Logo Juca Abelardo estava de volta à companhia de Bernardo. Ambos fumavam charutos, enquanto dirigiam-se de volta à repartição. De repente, o novo subchefe tropeçou em um buraco, quase indo ao chão. Bernardo imediatamente lhe pediu perdão, por não ter visto o tal buraco com a devida antecedência.


-Sim, vou te desculpar, não te preocupa. Mas o que me deixa irritado mesmo é a falta de competência dos Encarregados para Assuntos de Tapar Buraco. Olha só o tamanho desse aqui, eles nem se preocupam com isso.


Não demorou para que eles avistassem, mais à frente, fios de alta tensão soltos, próximos de um poste de madeira, bastante desgastado pelo tempo. Além disso, viram um semáforo mal configurado, que causava enorme engarrafamento em uma determinada avenida. Bernardo tomou a palavra.


Esse tal prefeito não resolve coisa alguma. Duvido que ele vença as próximas eleições.

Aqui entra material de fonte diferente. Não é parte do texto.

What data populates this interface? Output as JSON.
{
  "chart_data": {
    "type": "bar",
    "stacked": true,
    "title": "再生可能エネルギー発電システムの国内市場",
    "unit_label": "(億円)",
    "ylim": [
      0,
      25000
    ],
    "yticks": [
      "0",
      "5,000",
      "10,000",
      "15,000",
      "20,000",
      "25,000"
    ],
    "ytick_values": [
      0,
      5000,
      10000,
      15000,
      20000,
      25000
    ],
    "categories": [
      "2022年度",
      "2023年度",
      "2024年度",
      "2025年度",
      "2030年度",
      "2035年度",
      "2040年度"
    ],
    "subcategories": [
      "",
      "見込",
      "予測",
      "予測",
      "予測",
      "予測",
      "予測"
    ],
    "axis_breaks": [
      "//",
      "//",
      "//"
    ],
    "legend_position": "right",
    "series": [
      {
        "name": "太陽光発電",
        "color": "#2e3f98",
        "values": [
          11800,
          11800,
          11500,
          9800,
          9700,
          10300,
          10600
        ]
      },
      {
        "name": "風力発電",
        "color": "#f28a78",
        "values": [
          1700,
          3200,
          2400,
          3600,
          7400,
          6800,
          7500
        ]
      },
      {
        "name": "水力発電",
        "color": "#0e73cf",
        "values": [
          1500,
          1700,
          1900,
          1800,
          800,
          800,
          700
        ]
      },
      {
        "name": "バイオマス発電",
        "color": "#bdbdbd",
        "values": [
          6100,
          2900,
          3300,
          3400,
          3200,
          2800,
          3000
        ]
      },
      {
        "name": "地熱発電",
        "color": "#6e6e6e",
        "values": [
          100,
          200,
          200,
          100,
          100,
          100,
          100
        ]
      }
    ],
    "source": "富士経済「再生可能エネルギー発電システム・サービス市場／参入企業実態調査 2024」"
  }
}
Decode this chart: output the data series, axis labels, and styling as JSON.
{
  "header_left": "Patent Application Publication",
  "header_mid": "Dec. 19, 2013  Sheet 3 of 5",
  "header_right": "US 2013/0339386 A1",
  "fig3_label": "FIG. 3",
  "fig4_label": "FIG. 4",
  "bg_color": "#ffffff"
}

-Concordo. Quem será que vai ganhar?


Por que tu não te candidatas, meu caro?


-Eu?


É, afinal, eu acredito que tu podes ser um bom gestor para essa cidade, de todos que eu conheço, tu és quem eu considero o melhor.


Juca Abelardo pensou por um breve instante e resolveu candidatar-se ao cargo de prefeito. Quando foi gravar sua campanha política, ele quis passar a impressão de alguém contra qualquer tipo de preconceito, então disse da seguinte forma:


-Eu sou contra o preconceito contra mulheres, contra os negros, contra os trabalhadores, contra os pobres...

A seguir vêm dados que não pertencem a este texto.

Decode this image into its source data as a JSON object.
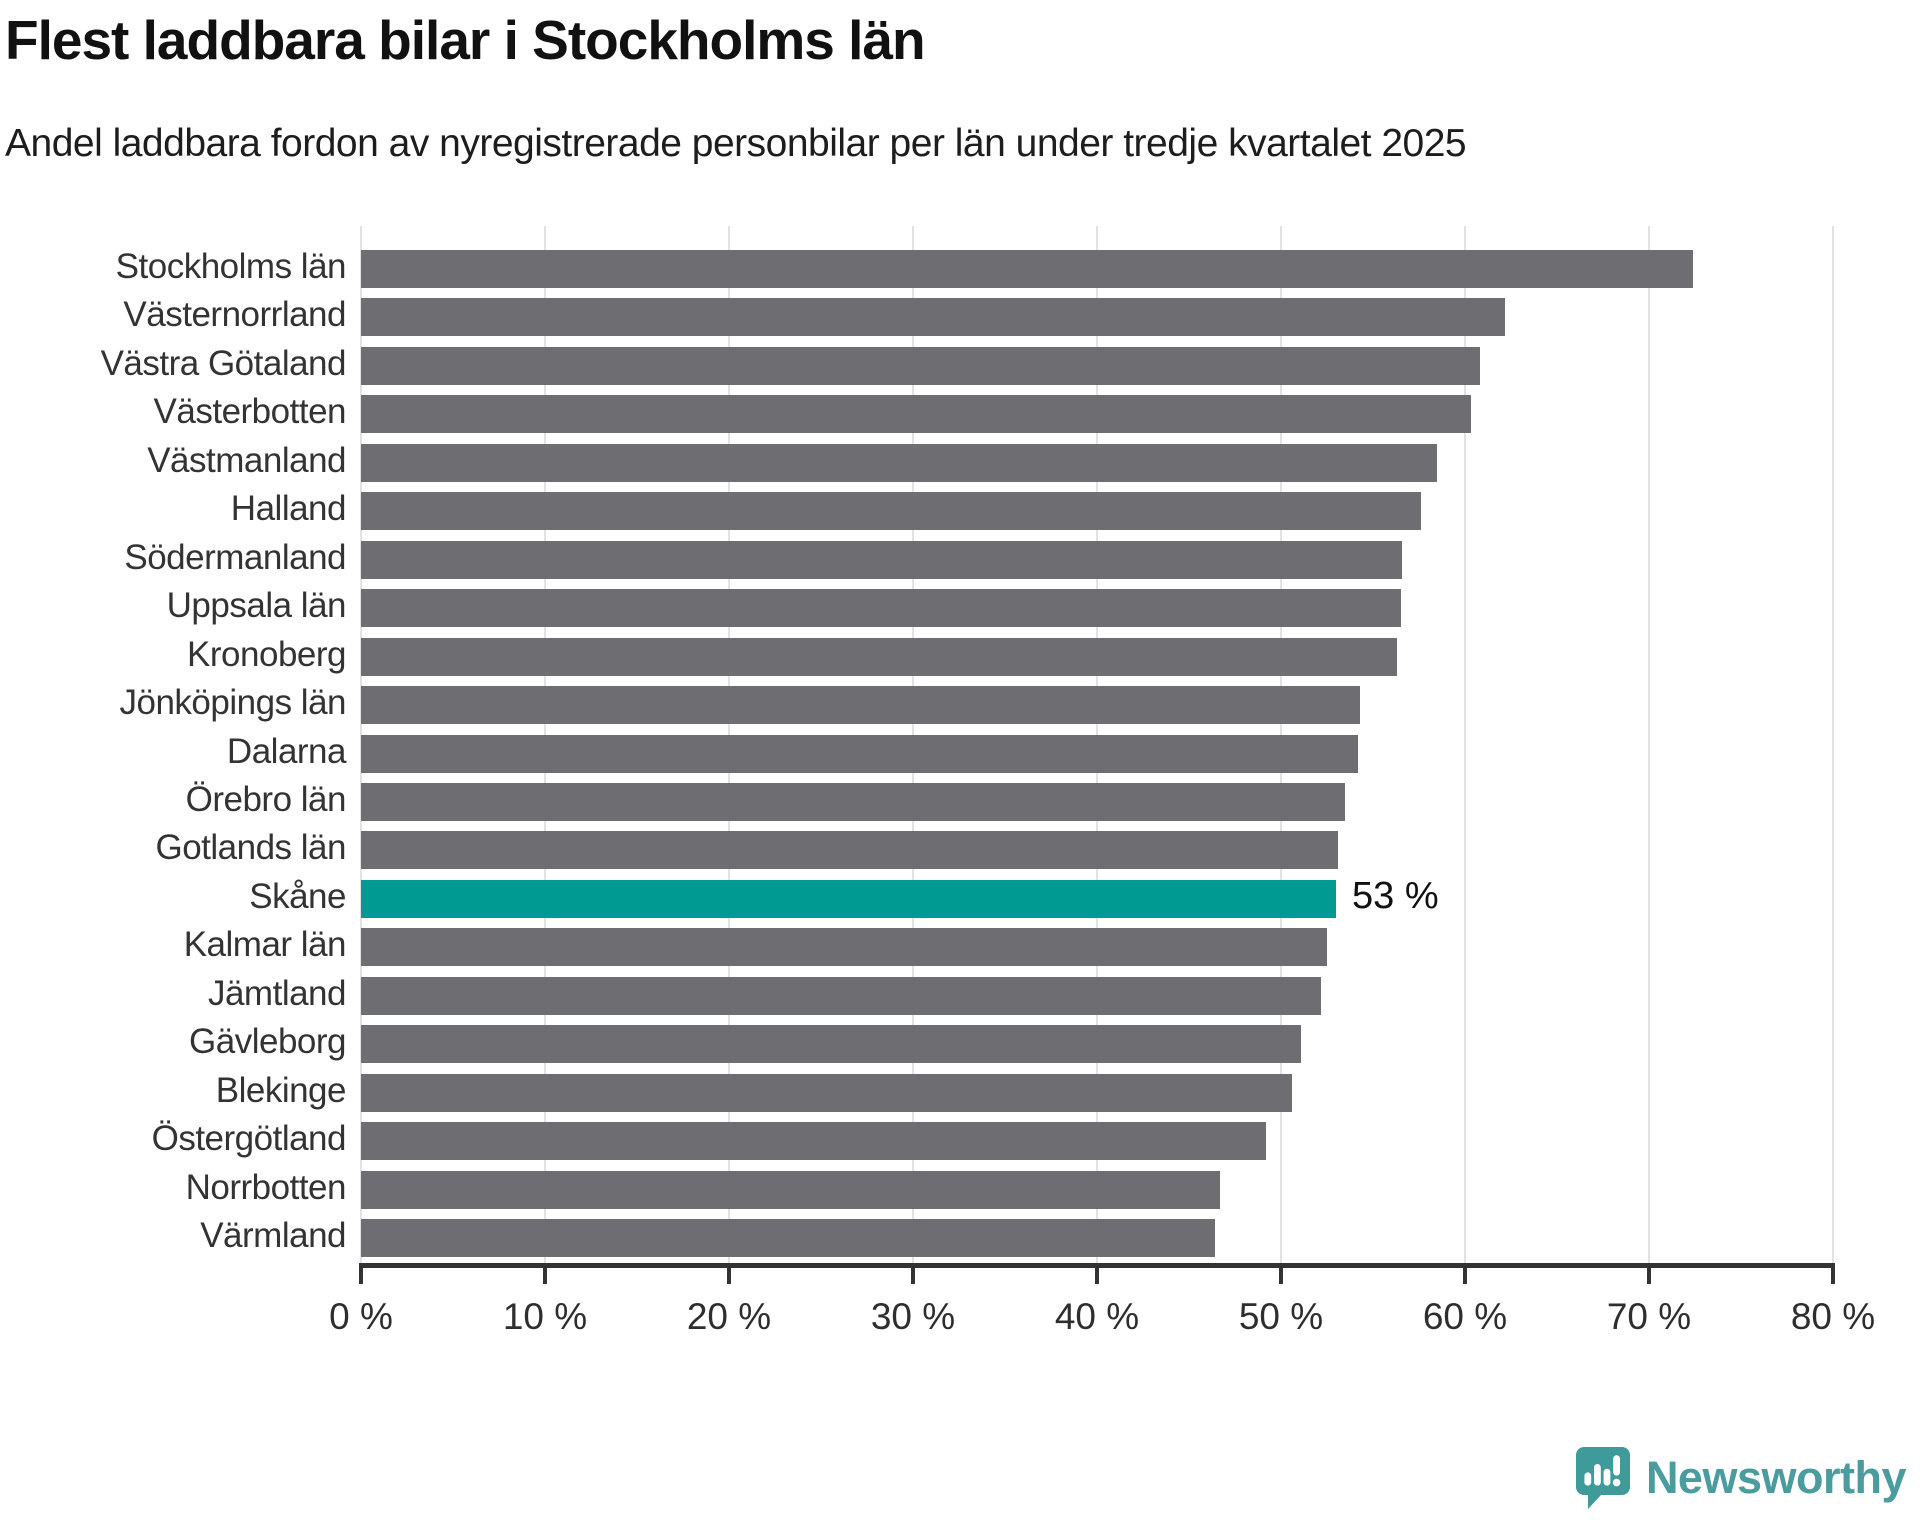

Um de seus cabos eleitorais o avisou que a mensagem ficou, no mínimo, estranha, acreditando que, assim, todos pensariam que ele fosse contra várias classes de pessoas.


Na minha opinião, acredito que o melhor é que tu digas algo totalmente sincero, senhor, foi o que disse o cabo eleitoral.


-Tu tens razão, meu caro Encarregado para Assuntos de Opinião. Que tal eu dizer que não vou fazer nada, então?


Bom, talvez não tão sincero assim...


Pensando no que ia dizer na frente das câmeras, Juca Abelardo disse apenas:


-Conto com o teu voto para resolver os meus problemas!


O slogan de campanha caiu no gosto popular, em função de sua honestidade, e Juca Abelardo foi eleito com enorme vantagem para os demais concorrentes.


Em seu gabinete, já empossado prefeito de sua cidade, Juca Abelardo fumava um charuto, enquanto pensava em todas as suas conquistas. Tinha orgulho de ter resolvido sua vida de maneira satisfatória, e considerava isso justo, depois de tanto tempo de trabalho árduo. Era a justa recompensa de quem acredita que a vida é como deveria ser, e não como é.